In 2002, data on gefitinib/Iressa, the first targeted therapy subsequently to win approval in NSCLC and the first drug developed simulataneously in the US, Europe and Japan were submitted.
Unlike Gilead that has only one product in its Oncology line, Bristol-Myers Squibb presently have four different drugs namely: Erbitux –an epidermal growth factor receptor (EGFR) antagonist for the treatment of Head & Neck cancer and Colorectal cancer,(2) Opdivo (nivolumab) for the treatment of unresectable or metastic melanoma and lungs cancer, (3) Syrcel( dasatinb) for the treatment of newly diagnosed adult with Philadelphia chromosome –positive (ph+) chronic myeloid leukemia and (4) Yervoy (ipilimumob) for the treatment of melanoma a type of skin cancer that spread and as such cannot be remove by surgery. Like Seattle Genetics, the company products use either Antibody-drug Conjugate (ADC) though in a different version by linking potent cytotoxic to monoclonal antibodies targeted to specific tumor cells or immune-oncology, an innovative technology that unlocks the body own immune system to fight against cancerous cells.
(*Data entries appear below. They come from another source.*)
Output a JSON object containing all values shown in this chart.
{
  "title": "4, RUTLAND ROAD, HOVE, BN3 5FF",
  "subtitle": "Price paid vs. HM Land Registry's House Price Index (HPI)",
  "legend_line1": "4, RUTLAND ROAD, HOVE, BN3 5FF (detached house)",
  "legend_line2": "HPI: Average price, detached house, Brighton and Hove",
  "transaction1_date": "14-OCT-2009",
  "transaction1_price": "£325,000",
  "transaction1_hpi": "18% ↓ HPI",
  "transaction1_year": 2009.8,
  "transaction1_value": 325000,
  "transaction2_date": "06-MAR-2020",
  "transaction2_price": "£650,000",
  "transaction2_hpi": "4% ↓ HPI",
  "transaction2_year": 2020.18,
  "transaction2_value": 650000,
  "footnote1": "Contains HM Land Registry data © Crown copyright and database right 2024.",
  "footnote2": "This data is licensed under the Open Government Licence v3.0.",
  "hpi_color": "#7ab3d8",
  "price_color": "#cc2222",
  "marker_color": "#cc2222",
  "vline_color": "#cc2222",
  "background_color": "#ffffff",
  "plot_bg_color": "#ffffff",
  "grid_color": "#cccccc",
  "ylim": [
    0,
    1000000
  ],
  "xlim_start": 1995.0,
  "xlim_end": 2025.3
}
It also expanded its focus to Nolch inhibitor (used in blocking powerful pathway that promotes tumor cell survival for certain other types of cancer. (Bristol-Myer Squibb, 2014) Because the technology is similar but used differently, BMS would be considered a close competitor who currently has the advantage of having four targeted specific drugs and 12 other oncology and immune-oncology in various trial phases.